Refined oil prices or continue to increase

British Prime Minister David Cameron told New Yorkers last week that the high price of fuel in the United Kingdom ($2.3/litre for diesel) would faze them (New York's diesel prices are about half lower). Now drivers in China should feel dizzy: China's fuel prices have risen the most in nearly three years, and Shanghai's drivers have to pay a record $1.3 to buy one liter of gasoline, rising at least 7% overnight. However, this increase in oil prices and China’s strict control of fuel prices will not greatly help the dizzy Chinese oil companies.

Both Sinopec and PetroChina have reported that profits have been hit in the first half of last year due to a decline in refining margins. The proportion of the refining business in both companies exceeds a quarter. The increase in crude oil prices is expected to exacerbate the loss of the refining operations of the two companies. Nomura estimates that although fuel prices have risen this week, operating margins are still about 10% below the breakeven point. No wonder that since the rumors of rising oil prices on Monday, the performance of these two stocks has lagged behind the Hang Seng Index.

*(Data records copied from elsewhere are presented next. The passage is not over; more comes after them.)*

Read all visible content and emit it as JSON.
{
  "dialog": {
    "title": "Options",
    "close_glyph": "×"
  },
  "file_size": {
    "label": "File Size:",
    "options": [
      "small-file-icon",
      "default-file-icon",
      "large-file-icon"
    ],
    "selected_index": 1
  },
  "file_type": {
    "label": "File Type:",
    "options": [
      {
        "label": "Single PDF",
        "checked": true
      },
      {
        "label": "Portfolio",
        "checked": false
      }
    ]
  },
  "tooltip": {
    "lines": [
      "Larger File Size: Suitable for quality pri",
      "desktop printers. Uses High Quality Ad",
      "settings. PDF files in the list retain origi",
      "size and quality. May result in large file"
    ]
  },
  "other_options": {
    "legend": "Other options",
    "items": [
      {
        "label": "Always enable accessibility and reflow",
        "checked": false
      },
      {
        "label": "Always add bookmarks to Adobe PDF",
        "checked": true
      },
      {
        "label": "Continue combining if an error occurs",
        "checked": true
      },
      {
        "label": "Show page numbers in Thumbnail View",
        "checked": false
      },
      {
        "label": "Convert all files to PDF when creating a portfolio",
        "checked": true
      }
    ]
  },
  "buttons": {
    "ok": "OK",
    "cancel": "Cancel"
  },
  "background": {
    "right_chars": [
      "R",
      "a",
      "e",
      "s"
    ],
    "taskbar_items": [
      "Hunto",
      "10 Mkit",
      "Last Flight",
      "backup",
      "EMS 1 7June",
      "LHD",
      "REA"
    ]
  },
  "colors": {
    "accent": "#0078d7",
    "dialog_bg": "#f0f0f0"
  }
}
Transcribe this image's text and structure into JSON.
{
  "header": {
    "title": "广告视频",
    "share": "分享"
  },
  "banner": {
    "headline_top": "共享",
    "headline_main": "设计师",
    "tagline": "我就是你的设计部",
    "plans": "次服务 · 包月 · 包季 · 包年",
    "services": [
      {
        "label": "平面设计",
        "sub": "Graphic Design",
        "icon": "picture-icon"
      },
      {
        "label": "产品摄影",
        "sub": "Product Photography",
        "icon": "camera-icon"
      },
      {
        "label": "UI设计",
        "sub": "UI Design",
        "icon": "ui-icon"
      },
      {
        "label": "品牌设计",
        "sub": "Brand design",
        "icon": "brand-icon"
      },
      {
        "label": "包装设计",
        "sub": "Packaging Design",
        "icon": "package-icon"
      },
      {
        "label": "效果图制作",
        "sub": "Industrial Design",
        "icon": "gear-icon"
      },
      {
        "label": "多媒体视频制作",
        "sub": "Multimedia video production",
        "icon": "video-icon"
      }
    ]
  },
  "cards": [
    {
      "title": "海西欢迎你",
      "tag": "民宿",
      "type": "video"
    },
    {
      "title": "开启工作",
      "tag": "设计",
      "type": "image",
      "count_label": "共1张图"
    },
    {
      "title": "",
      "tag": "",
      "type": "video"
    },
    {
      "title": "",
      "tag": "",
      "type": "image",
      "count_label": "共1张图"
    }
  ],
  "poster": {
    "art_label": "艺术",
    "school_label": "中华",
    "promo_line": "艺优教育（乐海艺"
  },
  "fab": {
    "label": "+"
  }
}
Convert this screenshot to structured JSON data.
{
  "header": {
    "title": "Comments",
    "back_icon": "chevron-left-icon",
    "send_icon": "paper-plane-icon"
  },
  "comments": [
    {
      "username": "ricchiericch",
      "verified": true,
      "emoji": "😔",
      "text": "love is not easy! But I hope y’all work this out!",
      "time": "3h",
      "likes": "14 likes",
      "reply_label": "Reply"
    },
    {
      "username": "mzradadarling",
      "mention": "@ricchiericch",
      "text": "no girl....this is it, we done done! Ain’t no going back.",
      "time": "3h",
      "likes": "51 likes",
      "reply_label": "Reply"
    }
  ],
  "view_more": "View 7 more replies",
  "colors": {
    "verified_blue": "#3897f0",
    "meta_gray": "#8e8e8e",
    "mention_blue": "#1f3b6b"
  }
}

However, since crude oil prices began to rise in October last year, PetroChina and Sinopec’s share prices have risen by a quarter and one-fifth, respectively, partly because people have hopes for China’s relaxation of oil price controls. This week’s increase in refined oil prices indicates that the slowdown in inflation has made the official sigh of relief. This also means that refined oil prices may continue to rise, but the Chinese government has not mentioned the reform pricing mechanism for refined oil.

China's refined oil price system needs reform. Due to the rise in crude oil prices, refined oil prices should have been raised earlier. The reason for this delay seems to be the impact of the National Conference held last week. The focus of China’s economic work is shifting from suppressing inflation to promoting growth, but China still hopes to control the pace of future price increases. However, some possible adjustment measures, such as shortening the observation period of crude oil price fluctuations by half, to 10 days, and adjusting the composition of the benchmark crude oil basket, can retain part of the controls and contribute to China's (still state-owned) oil supply. The revitalization of the industry.